When you are a small market team everything revolves around going forward to the point that sometimes, you unfortunately have to forget about the present. In our infant years, we had to deal with trading away players like Joe Foy (a young [a year older than Alex Gordon currently is] player that was slightly above average in his one Kansas City season) for a starter that pitched 200+ innings of above average ball and this guy. After that one good season by Bob Johnson, we traded him for Patek, Dal Canton and May. We took one above average player and some spare parts and turned them into two Royals Hall of Famers, one season of good starting pitching, a good reliever and some other spare parts. It was this daring that made the Royals leap out of infancy and into the playoffs within a few short years. But it took a slight risk. And Foy broke down after that and retired shortly thereafter.
We have a good chance this year, of course, but it's going to rely mostly on unknowns and will have little to do with the players brought in by the front office. Those unknowns being, of course:
1. Are Gordon and Butler ready to truly blossom as they've been expected?
2. Can Zack Greinke at least maintain what he showed last year?
3. Is the rest of the league as weak as Royals fans like to hope?

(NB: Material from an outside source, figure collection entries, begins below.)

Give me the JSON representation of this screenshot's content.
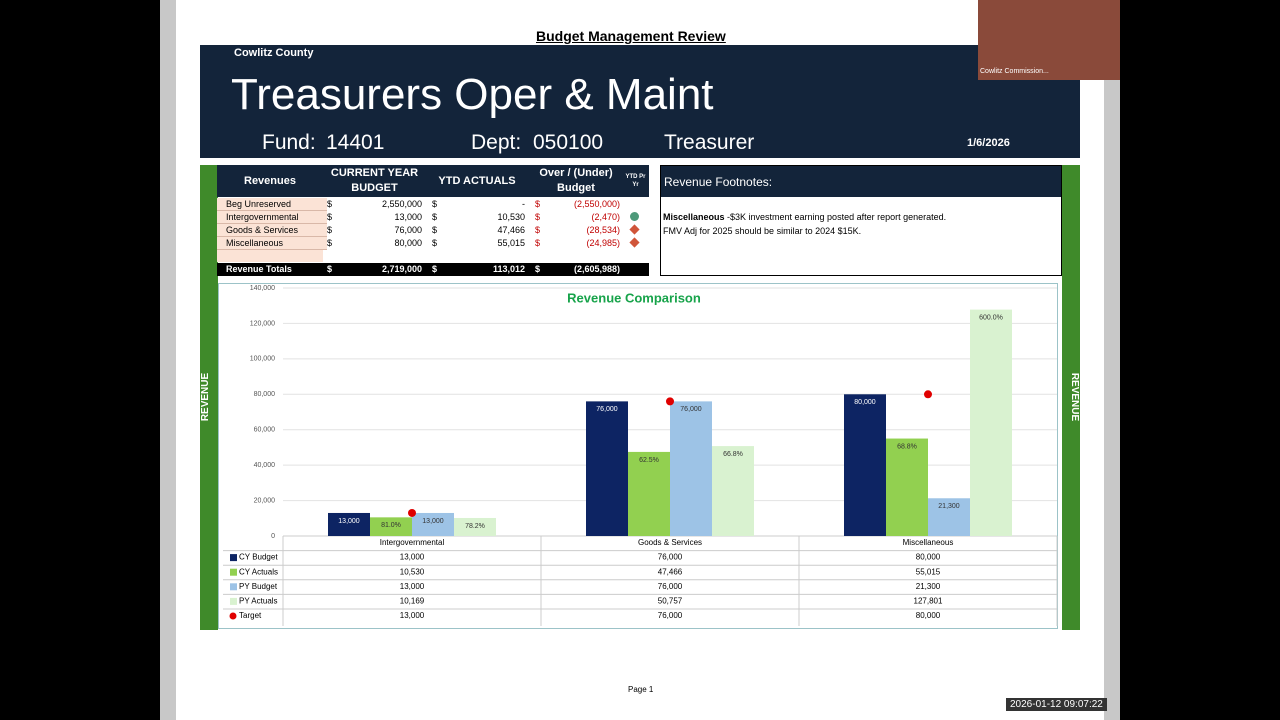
{
  "header": {
    "doc_title": "Budget Management Review",
    "county": "Cowlitz County",
    "title": "Treasurers Oper & Maint",
    "fund_label": "Fund:",
    "fund": "14401",
    "dept_label": "Dept:",
    "dept": "050100",
    "dept_name": "Treasurer",
    "date": "1/6/2026"
  },
  "side_label": "REVENUE",
  "revenue_table": {
    "columns": [
      "Revenues",
      "CURRENT YEAR BUDGET",
      "YTD ACTUALS",
      "Over / (Under) Budget",
      "YTD Pr Yr"
    ],
    "rows": [
      {
        "label": "Beg Unreserved",
        "cells": [
          "$",
          "2,550,000",
          "$",
          "-",
          "$",
          "(2,550,000)"
        ]
      },
      {
        "label": "Intergovernmental",
        "cells": [
          "$",
          "13,000",
          "$",
          "10,530",
          "$",
          "(2,470)"
        ],
        "indicator": "circle"
      },
      {
        "label": "Goods & Services",
        "cells": [
          "$",
          "76,000",
          "$",
          "47,466",
          "$",
          "(28,534)"
        ],
        "indicator": "diamond"
      },
      {
        "label": "Miscellaneous",
        "cells": [
          "$",
          "80,000",
          "$",
          "55,015",
          "$",
          "(24,985)"
        ],
        "indicator": "diamond"
      }
    ],
    "total": {
      "label": "Revenue Totals",
      "cells": [
        "$",
        "2,719,000",
        "$",
        "113,012",
        "$",
        "(2,605,988)"
      ]
    }
  },
  "footnotes": {
    "title": "Revenue Footnotes:",
    "bold": "Miscellaneous",
    "text": "-$3K investment earning posted after report generated.",
    "line2": "FMV Adj for 2025 should be similar to 2024 $15K."
  },
  "chart_data": {
    "type": "bar",
    "title": "Revenue Comparison",
    "categories": [
      "Intergovernmental",
      "Goods & Services",
      "Miscellaneous"
    ],
    "series": [
      {
        "name": "CY Budget",
        "color": "#0d2463",
        "values": [
          13000,
          76000,
          80000
        ],
        "value_labels": [
          "13,000",
          "76,000",
          "80,000"
        ]
      },
      {
        "name": "CY Actuals",
        "color": "#92d050",
        "values": [
          10530,
          47466,
          55015
        ],
        "value_labels": [
          "10,530",
          "47,466",
          "55,015"
        ],
        "bar_notes": [
          "81.0%",
          "62.5%",
          "68.8%"
        ]
      },
      {
        "name": "PY Budget",
        "color": "#9dc3e6",
        "values": [
          13000,
          76000,
          21300
        ],
        "value_labels": [
          "13,000",
          "76,000",
          "21,300"
        ]
      },
      {
        "name": "PY Actuals",
        "color": "#d9f2d0",
        "values": [
          10169,
          50757,
          127801
        ],
        "value_labels": [
          "10,169",
          "50,757",
          "127,801"
        ],
        "bar_notes": [
          "78.2%",
          "66.8%",
          "600.0%"
        ]
      },
      {
        "name": "Target",
        "color": "#e00000",
        "marker": "dot",
        "values": [
          13000,
          76000,
          80000
        ],
        "value_labels": [
          "13,000",
          "76,000",
          "80,000"
        ]
      }
    ],
    "ylim": [
      0,
      140000
    ],
    "yticks": [
      0,
      {
        "value": 20000,
        "label": "20,000"
      },
      {
        "value": 40000,
        "label": "40,000"
      },
      {
        "value": 60000,
        "label": "60,000"
      },
      {
        "value": 80000,
        "label": "80,000"
      },
      {
        "value": 100000,
        "label": "100,000"
      },
      {
        "value": 120000,
        "label": "120,000"
      },
      {
        "value": 140000,
        "label": "140,000"
      }
    ],
    "grid": true
  },
  "footer": {
    "page": "Page 1",
    "timestamp": "2026-01-12 09:07:22",
    "video_label": "Cowlitz Commission..."
  }
}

And beyond that, we don't have many incoming players that we feel are going to play well within the next year or so and we didn't really bring in a whole lot. And while the team did improve by attempting to fill in the holes, the problem is that they didn't fill the holes--they only made them less deep. So trading Greinke--while not the best fan move--MAY have been the best move to make for the organization. The reasons it didn't work in the past is because I guess Allard thought adding Roberto Hernandez would make us 100 game winners. And he was always so insistent on adding "MLB-ready" talent to our merry men of 100 game losers and that limits the ceiling on the players you're going to get back and that's not the best way to turn around the franchise. Baird also limited the players available by insisting that they play certain positions. When he traded Dye, he just had to have a shortstop to replace Sanchez. When he traded Damon, he just had to have a young shortstop and a veteran closer. When he traded Beltran, he just had to have a third baseman and a catcher. If you're limiting the field of prospects available to you, you're less likely to get the players that can do the most for you. Considering that the MLB team was in shambles and the farm system was even worse--and considering the unknown time factor (Baird had almost two years after he traded Beltran)--if Allard had taken his time and got the best young players available no matter where they were in their developmental stage, he could have had the Royals competing in a much more realistic sense and not the fairytale 2003 sense.

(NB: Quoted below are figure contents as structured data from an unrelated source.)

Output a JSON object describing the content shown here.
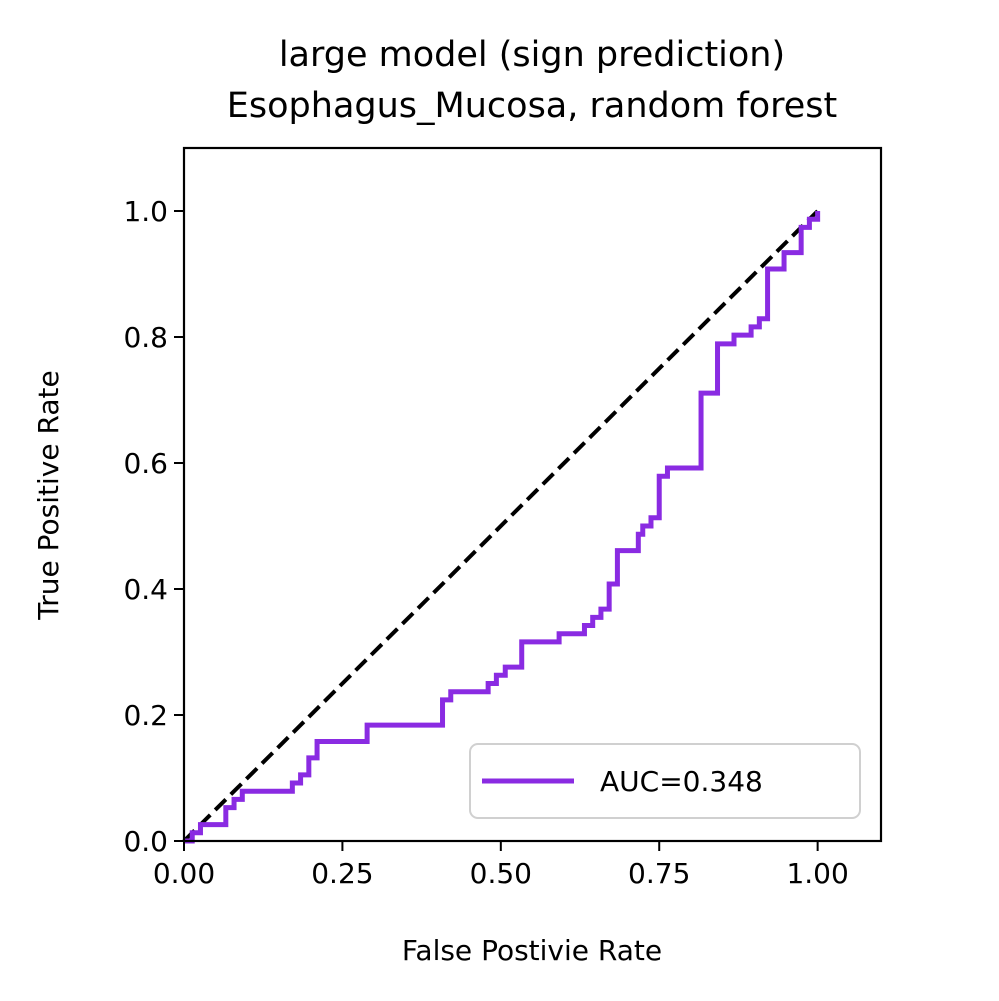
{
  "chart_data": {
    "type": "line",
    "title_line1": "large model (sign prediction)",
    "title_line2": "Esophagus_Mucosa, random forest",
    "xlabel": "False Postivie Rate",
    "ylabel": "True Positive Rate",
    "xlim": [
      0.0,
      1.1
    ],
    "ylim": [
      0.0,
      1.1
    ],
    "xticks": [
      0.0,
      0.25,
      0.5,
      0.75,
      1.0
    ],
    "xtick_labels": [
      "0.00",
      "0.25",
      "0.50",
      "0.75",
      "1.00"
    ],
    "yticks": [
      0.0,
      0.2,
      0.4,
      0.6,
      0.8,
      1.0
    ],
    "ytick_labels": [
      "0.0",
      "0.2",
      "0.4",
      "0.6",
      "0.8",
      "1.0"
    ],
    "grid": false,
    "legend_position": "lower-right",
    "series": [
      {
        "name": "AUC=0.348",
        "color": "#8a2be2",
        "x": [
          0.0,
          0.013,
          0.013,
          0.026,
          0.026,
          0.066,
          0.066,
          0.079,
          0.079,
          0.092,
          0.092,
          0.171,
          0.171,
          0.184,
          0.184,
          0.197,
          0.197,
          0.21,
          0.21,
          0.289,
          0.289,
          0.408,
          0.408,
          0.421,
          0.421,
          0.48,
          0.48,
          0.493,
          0.493,
          0.507,
          0.507,
          0.533,
          0.533,
          0.592,
          0.592,
          0.632,
          0.632,
          0.645,
          0.645,
          0.658,
          0.658,
          0.671,
          0.671,
          0.684,
          0.684,
          0.717,
          0.717,
          0.724,
          0.724,
          0.737,
          0.737,
          0.75,
          0.75,
          0.763,
          0.763,
          0.816,
          0.816,
          0.842,
          0.842,
          0.868,
          0.868,
          0.895,
          0.895,
          0.908,
          0.908,
          0.921,
          0.921,
          0.947,
          0.947,
          0.974,
          0.974,
          0.987,
          0.987,
          1.0,
          1.0
        ],
        "y": [
          0.0,
          0.0,
          0.013,
          0.013,
          0.026,
          0.026,
          0.053,
          0.053,
          0.066,
          0.066,
          0.079,
          0.079,
          0.092,
          0.092,
          0.105,
          0.105,
          0.132,
          0.132,
          0.158,
          0.158,
          0.184,
          0.184,
          0.224,
          0.224,
          0.237,
          0.237,
          0.25,
          0.25,
          0.263,
          0.263,
          0.276,
          0.276,
          0.316,
          0.316,
          0.329,
          0.329,
          0.342,
          0.342,
          0.355,
          0.355,
          0.368,
          0.368,
          0.408,
          0.408,
          0.461,
          0.461,
          0.487,
          0.487,
          0.5,
          0.5,
          0.513,
          0.513,
          0.579,
          0.579,
          0.592,
          0.592,
          0.711,
          0.711,
          0.789,
          0.789,
          0.803,
          0.803,
          0.816,
          0.816,
          0.829,
          0.829,
          0.908,
          0.908,
          0.934,
          0.934,
          0.974,
          0.974,
          0.987,
          0.987,
          1.0
        ]
      },
      {
        "name": "",
        "color": "#000000",
        "style": "dashed",
        "x": [
          0.0,
          1.0
        ],
        "y": [
          0.0,
          1.0
        ]
      }
    ]
  }
}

While we do have a nice collection of lower minor league players, there's going to be some attrition due to ability, injury and many other things, so that's going to cut into the number of players that will turn out. The more minor league talent you have, the better chance you have at assembling a team that's going to go far and do well. Now, Moose and Hosmer are up and coming for sure...but what if we're going into their third year hoping that they're going to start realizing their potential like we are with Butler and Gordon? At best, we can hope for Moose to be ready by sometime in the '11 season with Hosmer coming up in the '12 season. They may move faster or they may move slower--and to be honest, that kind of time frame is not the norm. But you'd have to imagine that the chances of them not only being up before the typical time frame AND being able to contribute right away are pretty slim.

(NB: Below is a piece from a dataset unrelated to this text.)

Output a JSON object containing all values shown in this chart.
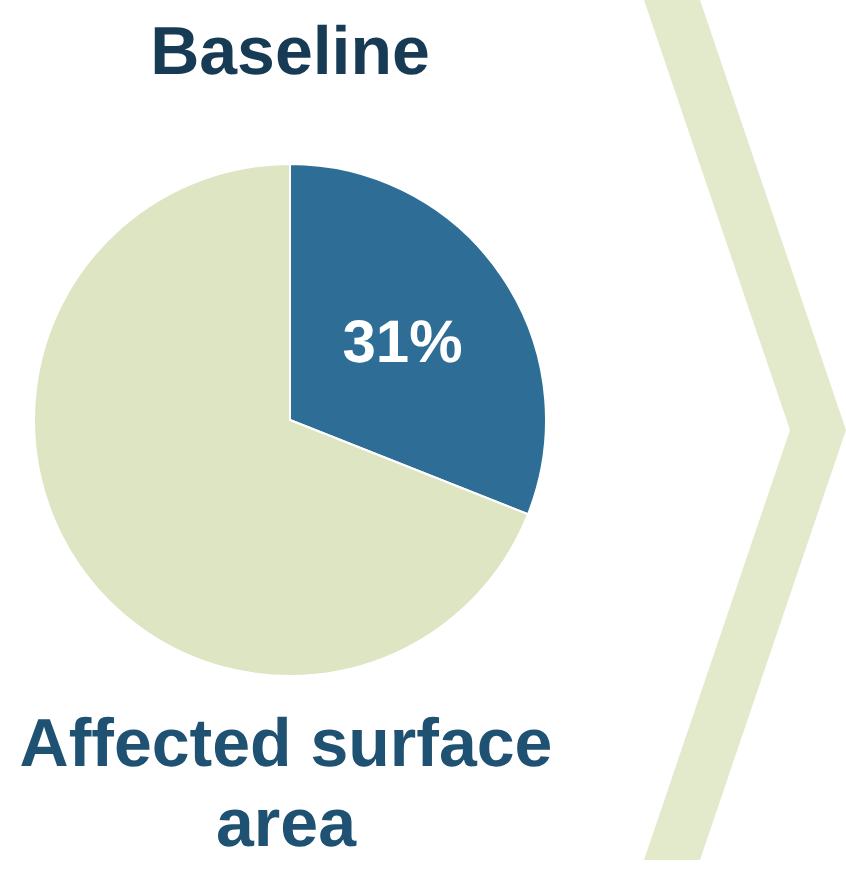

And who is it that the Royals have in the farm system that we can count on as "sure" bets to at least offer something in the '09 and '10 seasons? Kila Ka'aihue, a player that was basically an organizational filler before his HUGE 2008 season that saw him dominate Double-A for most of the season and Triple-A for a short spurt, and Dan Cortes, a player that was a project that still has room to grow and will probably turn into a nice third starter according to non-Royal scouts and analysts. Those are some really good prospects...but they're a continuance of the disease we've been seeing over the past two decades--too spaced out! It would be nice if we had a handful of second- and third- year players that were coming into their own as top players at the time that Moose and Hosmer and Melville and Duffy and Montgomery were coming into the league. Trading Greinke would have hurt for the foreseeable future, but could have lead to a league dominated by young Royals much sooner.
And while you can argue that Dayton Moore has done a lot for the farm system including spending a lot in the draft and adding a farm team, he has clearly neglected opportunities to bring young Royals into the upper wrungs of the minor league system. There have been a lot of missed opportunities by Dayton to put talent into Double- and Triple-A meaning that there is no bridge between the young stars of today, all of which will be hard to hang onto, and the young stars of tomorrow. The new Zack Greinke countdown is on and it's a long time until the counter reaches zero, but it will likely happen just after Hosmer's rookie season. Let's hope he challenges McGwire's rookie season home run record.